KAMPALA, Uganda--South Sudan said Monday it may resume oil output in September following an agreement with Sudan over crude-transit fees, although uncertainty remains over the agreed price and the deal remains overshadowed by unresolved security issues along the two nations' common border.
The South Sudanese government said in a statement that oil companies operating in the East African nation will need three to four weeks to resume production, a lifeline for the country's economy.
"We have been informed by our oil companies that 80% of our [oil wells] in Unity state will be able to resume by September," Pagan Amum, South Sudan's chief oil negotiator said in the statement.
After months of talks, the formerly united countries last week agreed a deal that will allow South Sudan resume shipments of as much as 350,000 barrels-a-day of oil through Sudanese ports and pipelines for export.
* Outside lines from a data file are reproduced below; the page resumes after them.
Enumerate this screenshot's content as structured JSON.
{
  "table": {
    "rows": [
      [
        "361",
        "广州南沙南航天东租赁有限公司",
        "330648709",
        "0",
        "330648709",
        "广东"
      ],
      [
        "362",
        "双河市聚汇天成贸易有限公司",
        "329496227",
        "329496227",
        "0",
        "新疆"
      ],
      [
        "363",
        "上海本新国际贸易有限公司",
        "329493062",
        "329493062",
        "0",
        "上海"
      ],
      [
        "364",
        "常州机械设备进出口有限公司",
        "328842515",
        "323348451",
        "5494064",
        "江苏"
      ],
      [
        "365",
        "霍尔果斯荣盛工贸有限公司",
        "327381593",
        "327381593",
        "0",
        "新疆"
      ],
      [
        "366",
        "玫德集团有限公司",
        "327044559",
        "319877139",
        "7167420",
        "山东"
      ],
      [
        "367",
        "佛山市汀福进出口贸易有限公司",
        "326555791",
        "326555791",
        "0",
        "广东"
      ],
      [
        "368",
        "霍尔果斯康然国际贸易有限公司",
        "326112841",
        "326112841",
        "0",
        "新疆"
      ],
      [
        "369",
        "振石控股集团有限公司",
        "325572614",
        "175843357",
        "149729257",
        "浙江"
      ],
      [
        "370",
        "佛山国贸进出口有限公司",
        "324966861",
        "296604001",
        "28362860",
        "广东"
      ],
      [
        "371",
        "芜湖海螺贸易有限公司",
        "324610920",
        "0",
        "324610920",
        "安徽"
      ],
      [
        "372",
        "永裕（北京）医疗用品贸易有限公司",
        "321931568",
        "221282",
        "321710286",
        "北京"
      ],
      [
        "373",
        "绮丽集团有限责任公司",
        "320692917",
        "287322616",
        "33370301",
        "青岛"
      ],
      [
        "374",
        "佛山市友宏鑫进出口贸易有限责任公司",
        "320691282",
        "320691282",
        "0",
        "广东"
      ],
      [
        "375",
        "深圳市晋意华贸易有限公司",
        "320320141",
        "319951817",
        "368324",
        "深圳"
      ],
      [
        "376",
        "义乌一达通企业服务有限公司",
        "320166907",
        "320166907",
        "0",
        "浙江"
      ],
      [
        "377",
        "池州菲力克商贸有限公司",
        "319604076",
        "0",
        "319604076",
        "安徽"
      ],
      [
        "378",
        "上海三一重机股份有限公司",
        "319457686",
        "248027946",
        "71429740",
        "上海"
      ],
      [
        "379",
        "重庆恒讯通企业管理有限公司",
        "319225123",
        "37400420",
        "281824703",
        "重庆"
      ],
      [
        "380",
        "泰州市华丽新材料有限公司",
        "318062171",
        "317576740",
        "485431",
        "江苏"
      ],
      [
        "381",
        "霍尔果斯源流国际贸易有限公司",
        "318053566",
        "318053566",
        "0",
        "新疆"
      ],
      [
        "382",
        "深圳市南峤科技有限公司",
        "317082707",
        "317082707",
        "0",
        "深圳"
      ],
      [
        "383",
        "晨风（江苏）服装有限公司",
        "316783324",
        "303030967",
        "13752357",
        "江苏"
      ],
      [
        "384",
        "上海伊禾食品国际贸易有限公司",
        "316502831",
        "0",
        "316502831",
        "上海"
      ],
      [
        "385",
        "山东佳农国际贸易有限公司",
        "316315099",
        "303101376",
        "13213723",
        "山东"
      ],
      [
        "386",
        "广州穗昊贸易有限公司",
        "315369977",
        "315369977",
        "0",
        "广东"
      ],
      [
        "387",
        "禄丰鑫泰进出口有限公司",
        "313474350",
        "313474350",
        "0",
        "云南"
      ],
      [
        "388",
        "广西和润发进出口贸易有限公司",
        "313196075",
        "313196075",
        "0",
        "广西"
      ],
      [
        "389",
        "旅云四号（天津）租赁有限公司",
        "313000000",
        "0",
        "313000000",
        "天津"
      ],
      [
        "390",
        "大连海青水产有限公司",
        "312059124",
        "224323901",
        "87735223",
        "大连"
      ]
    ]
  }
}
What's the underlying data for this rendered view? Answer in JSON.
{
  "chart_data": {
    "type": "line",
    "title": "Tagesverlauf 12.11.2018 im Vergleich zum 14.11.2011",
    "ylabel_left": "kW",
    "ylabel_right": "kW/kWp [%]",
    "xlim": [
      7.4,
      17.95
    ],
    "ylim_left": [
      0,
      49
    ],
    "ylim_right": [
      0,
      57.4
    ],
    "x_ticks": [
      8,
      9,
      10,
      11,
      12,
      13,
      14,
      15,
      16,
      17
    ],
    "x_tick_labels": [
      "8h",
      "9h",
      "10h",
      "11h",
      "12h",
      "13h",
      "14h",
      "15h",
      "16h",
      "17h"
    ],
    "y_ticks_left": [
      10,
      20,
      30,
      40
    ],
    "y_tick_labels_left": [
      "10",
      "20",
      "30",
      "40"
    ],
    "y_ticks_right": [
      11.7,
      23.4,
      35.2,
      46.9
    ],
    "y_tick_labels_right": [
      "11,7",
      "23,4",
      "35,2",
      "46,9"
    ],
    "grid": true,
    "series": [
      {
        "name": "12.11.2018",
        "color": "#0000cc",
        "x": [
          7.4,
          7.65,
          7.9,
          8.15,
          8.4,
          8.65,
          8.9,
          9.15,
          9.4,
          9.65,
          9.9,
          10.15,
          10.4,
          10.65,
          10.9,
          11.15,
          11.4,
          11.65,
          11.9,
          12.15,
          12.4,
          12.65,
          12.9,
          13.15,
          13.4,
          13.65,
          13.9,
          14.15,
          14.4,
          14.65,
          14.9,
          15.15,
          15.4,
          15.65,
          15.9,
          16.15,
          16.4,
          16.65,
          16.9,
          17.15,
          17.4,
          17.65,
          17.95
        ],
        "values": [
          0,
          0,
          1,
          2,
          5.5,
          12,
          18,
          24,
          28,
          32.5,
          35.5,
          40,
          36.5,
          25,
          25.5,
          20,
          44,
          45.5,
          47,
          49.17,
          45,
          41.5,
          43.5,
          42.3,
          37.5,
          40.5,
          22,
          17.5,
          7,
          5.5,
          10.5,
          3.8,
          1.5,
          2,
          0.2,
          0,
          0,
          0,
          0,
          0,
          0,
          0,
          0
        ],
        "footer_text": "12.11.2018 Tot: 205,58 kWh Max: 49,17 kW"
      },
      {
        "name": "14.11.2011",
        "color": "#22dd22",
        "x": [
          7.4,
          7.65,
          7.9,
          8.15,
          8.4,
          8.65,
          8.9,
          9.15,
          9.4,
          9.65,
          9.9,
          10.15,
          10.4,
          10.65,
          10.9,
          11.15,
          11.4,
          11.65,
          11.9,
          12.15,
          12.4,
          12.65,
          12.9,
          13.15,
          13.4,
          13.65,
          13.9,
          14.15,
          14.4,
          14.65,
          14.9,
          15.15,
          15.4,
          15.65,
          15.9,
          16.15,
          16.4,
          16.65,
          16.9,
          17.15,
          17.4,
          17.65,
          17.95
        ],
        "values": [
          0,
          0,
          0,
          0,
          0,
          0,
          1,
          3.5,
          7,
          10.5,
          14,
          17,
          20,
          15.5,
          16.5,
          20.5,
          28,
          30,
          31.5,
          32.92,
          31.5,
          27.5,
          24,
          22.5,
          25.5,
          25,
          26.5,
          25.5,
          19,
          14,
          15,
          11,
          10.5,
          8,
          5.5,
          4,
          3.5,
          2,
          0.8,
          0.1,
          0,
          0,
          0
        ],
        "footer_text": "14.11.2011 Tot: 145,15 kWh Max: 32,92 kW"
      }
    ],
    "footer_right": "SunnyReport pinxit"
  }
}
However, Sudan has warned that no deal would be signed until there is an agreement on restoration of security in three restive border states, where its army is battling multiple armed groups allegedly backed by South Sudan.
Details of the deal remain sketchy.
According to Mr. Amum, South Sudan will be paying at least $8.40 a barrel for using the pipeline operated by Greater Nile Petroleum Operating Co. and at least $6.50 a barrel for using the pipeline operated by a Chinese-led pipeline consortium known as Petrodar. Both pipelines pass through Sudan to Port Sudan, on the Rea Sea.
The figures couldn't be independently verified and contradict the $15 a barrel transit fee earlier stated by Sudanese officials.
Company officials couldn't comment immediately.
Negotiators are expected to return to Ethiopia later this week to continue talks over unresolved issues such as border demarcation and disputed areas such as Abyei.